By the way, you didn’t just go down to Walmart or Best Buy to get your PC in those days.  There were PC shops about, but in our area you were a lot better off to buy from mail-order, just like the shareware vendors.  There was a humongous, thick magazine called “Computer Shopper” that I drooled over on a regular basis.  The well-heeled could order from the slick color ad pages like Zeos (man, did I ever want want of those…but never got one), but less lucky lads like me were relegated to the black & white paper pages from the smaller retailers.  My SX machine was from a computer store in Louisville called Copper Computers, and I took a huge chance dropping my summer wages on it from an unknown company, sight-unseen.  But that was how it was done in those days.  386sx at 16 MHz (that’s MEGAhertz), 40MB HD (that’s MEGAbytes), and 1MB (that’s…you get he picture) of RAM.  Mmm-hmmm.  How proud I was.

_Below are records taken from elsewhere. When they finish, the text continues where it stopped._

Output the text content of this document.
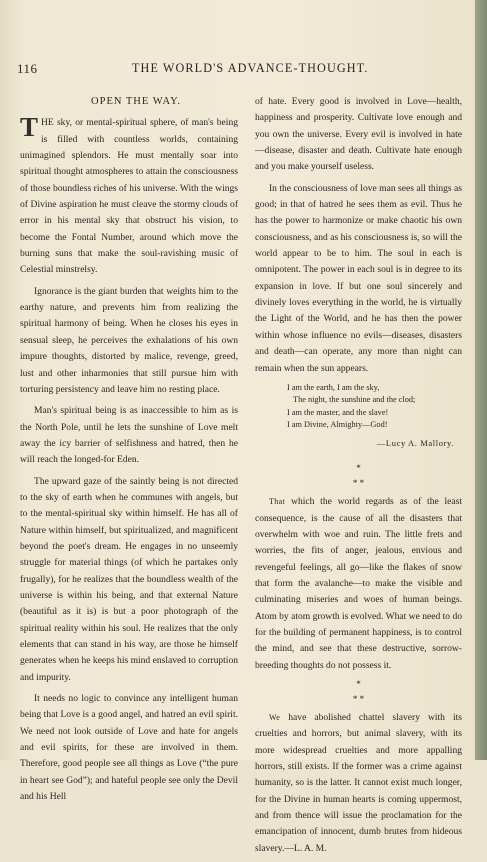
116	THE WORLD'S ADVANCE-THOUGHT.

OPEN THE WAY.

THE sky, or mental-spiritual sphere, of man's being is filled with countless worlds, containing unimagined splendors. He must mentally soar into spiritual thought atmospheres to attain the consciousness of those boundless riches of his universe. With the wings of Divine aspiration he must cleave the stormy clouds of error in his mental sky that obstruct his vision, to become the Fontal Number, around which move the burning suns that make the soul-ravishing music of Celestial minstrelsy.

Ignorance is the giant burden that weights him to the earthy nature, and prevents him from realizing the spiritual harmony of being. When he closes his eyes in sensual sleep, he perceives the exhalations of his own impure thoughts, distorted by malice, revenge, greed, lust and other inharmonies that still pursue him with torturing persistency and leave him no resting place.

Man's spiritual being is as inaccessible to him as is the North Pole, until he lets the sunshine of Love melt away the icy barrier of selfishness and hatred, then he will reach the longed-for Eden.

The upward gaze of the saintly being is not directed to the sky of earth when he communes with angels, but to the mental-spiritual sky within himself. He has all of Nature within himself, but spiritualized, and magnificent beyond the poet's dream. He engages in no unseemly struggle for material things (of which he partakes only frugally), for he realizes that the boundless wealth of the universe is within his being, and that external Nature (beautiful as it is) is but a poor photograph of the spiritual reality within his soul. He realizes that the only elements that can stand in his way, are those he himself generates when he keeps his mind enslaved to corruption and impurity.

It needs no logic to convince any intelligent human being that Love is a good angel, and hatred an evil spirit. We need not look outside of Love and hate for angels and evil spirits, for these are involved in them. Therefore, good people see all things as Love (“the pure in heart see God”); and hateful people see only the Devil and his Hell

of hate. Every good is involved in Love—health, happiness and prosperity. Cultivate love enough and you own the universe. Every evil is involved in hate—disease, disaster and death. Cultivate hate enough and you make yourself useless.

In the consciousness of love man sees all things as good; in that of hatred he sees them as evil. Thus he has the power to harmonize or make chaotic his own consciousness, and as his consciousness is, so will the world appear to be to him. The soul in each is omnipotent. The power in each soul is in degree to its expansion in love. If but one soul sincerely and divinely loves everything in the world, he is virtually the Light of the World, and he has then the power within whose influence no evils—diseases, disasters and death—can operate, any more than night can remain when the sun appears.

I am the earth, I am the sky,
The night, the sunshine and the clod;
I am the master, and the slave!
I am Divine, Almighty—God!
—Lucy A. Mallory.
*
* *

That which the world regards as of the least consequence, is the cause of all the disasters that overwhelm with woe and ruin. The little frets and worries, the fits of anger, jealous, envious and revengeful feelings, all go—like the flakes of snow that form the avalanche—to make the visible and culminating miseries and woes of human beings. Atom by atom growth is evolved. What we need to do for the building of permanent happiness, is to control the mind, and see that these destructive, sorrow-breeding thoughts do not possess it.

*
* *

We have abolished chattel slavery with its cruelties and horrors, but animal slavery, with its more widespread cruelties and more appalling horrors, still exists. If the former was a crime against humanity, so is the latter. It cannot exist much longer, for the Divine in human hearts is coming uppermost, and from thence will issue the proclamation for the emancipation of innocent, dumb brutes from hideous slavery.—L. A. M.
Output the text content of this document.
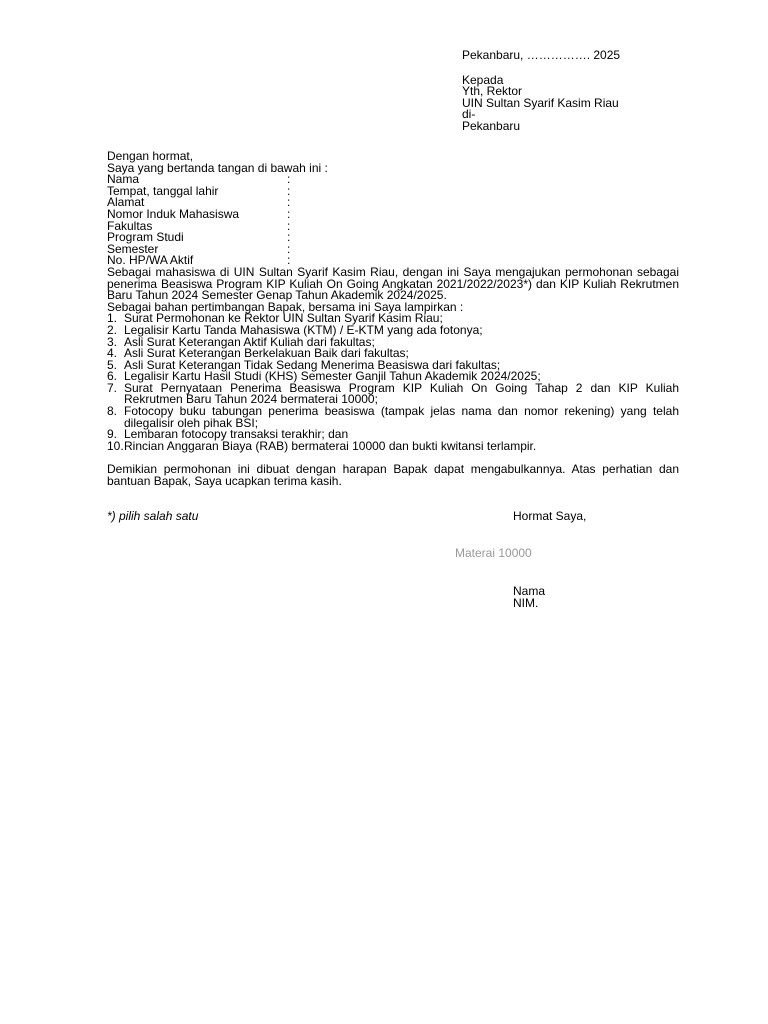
Pekanbaru, ……………. 2025
Kepada
Yth, Rektor
UIN Sultan Syarif Kasim Riau
di-
Pekanbaru
Dengan hormat,
Saya yang bertanda tangan di bawah ini :
Nama	:
Tempat, tanggal lahir	:
Alamat	:
Nomor Induk Mahasiswa	:
Fakultas	:
Program Studi	:
Semester	:
No. HP/WA Aktif	:
Sebagai mahasiswa di UIN Sultan Syarif Kasim Riau, dengan ini Saya mengajukan permohonan sebagai penerima Beasiswa Program KIP Kuliah On Going Angkatan 2021/2022/2023*) dan KIP Kuliah Rekrutmen Baru Tahun 2024 Semester Genap Tahun Akademik 2024/2025.
Sebagai bahan pertimbangan Bapak, bersama ini Saya lampirkan :
1. Surat Permohonan ke Rektor UIN Sultan Syarif Kasim Riau;
2. Legalisir Kartu Tanda Mahasiswa (KTM) / E-KTM yang ada fotonya;
3. Asli Surat Keterangan Aktif Kuliah dari fakultas;
4. Asli Surat Keterangan Berkelakuan Baik dari fakultas;
5. Asli Surat Keterangan Tidak Sedang Menerima Beasiswa dari fakultas;
6. Legalisir Kartu Hasil Studi (KHS) Semester Ganjil Tahun Akademik 2024/2025;
7. Surat Pernyataan Penerima Beasiswa Program KIP Kuliah On Going Tahap 2 dan KIP Kuliah Rekrutmen Baru Tahun 2024 bermaterai 10000;
8. Fotocopy buku tabungan penerima beasiswa (tampak jelas nama dan nomor rekening) yang telah dilegalisir oleh pihak BSI;
9. Lembaran fotocopy transaksi terakhir; dan
10. Rincian Anggaran Biaya (RAB) bermaterai 10000 dan bukti kwitansi terlampir.
Demikian permohonan ini dibuat dengan harapan Bapak dapat mengabulkannya. Atas perhatian dan bantuan Bapak, Saya ucapkan terima kasih.
*) pilih salah satu	Hormat Saya,
Materai 10000
Nama
NIM.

It’s awfully fun to think about how far things have come just in my short lifetime.  I can still remember some things vividly and nostalgia runs amok.  Someday we’ll talk about gopher, and archie, and even the golden days of telnet.  People used to get mad when noobs referred to the World Wide Web as “the internet,” because the internet was so much more than that.  Computers used to be more than just a browser host.  I even remember using Lynx (a text-based web browser) to download a centerfold just to prove to someone that it could be done (legally, I might add).  What an amazing thing that new-fangled internet was.  Those were the days, and they will never come again.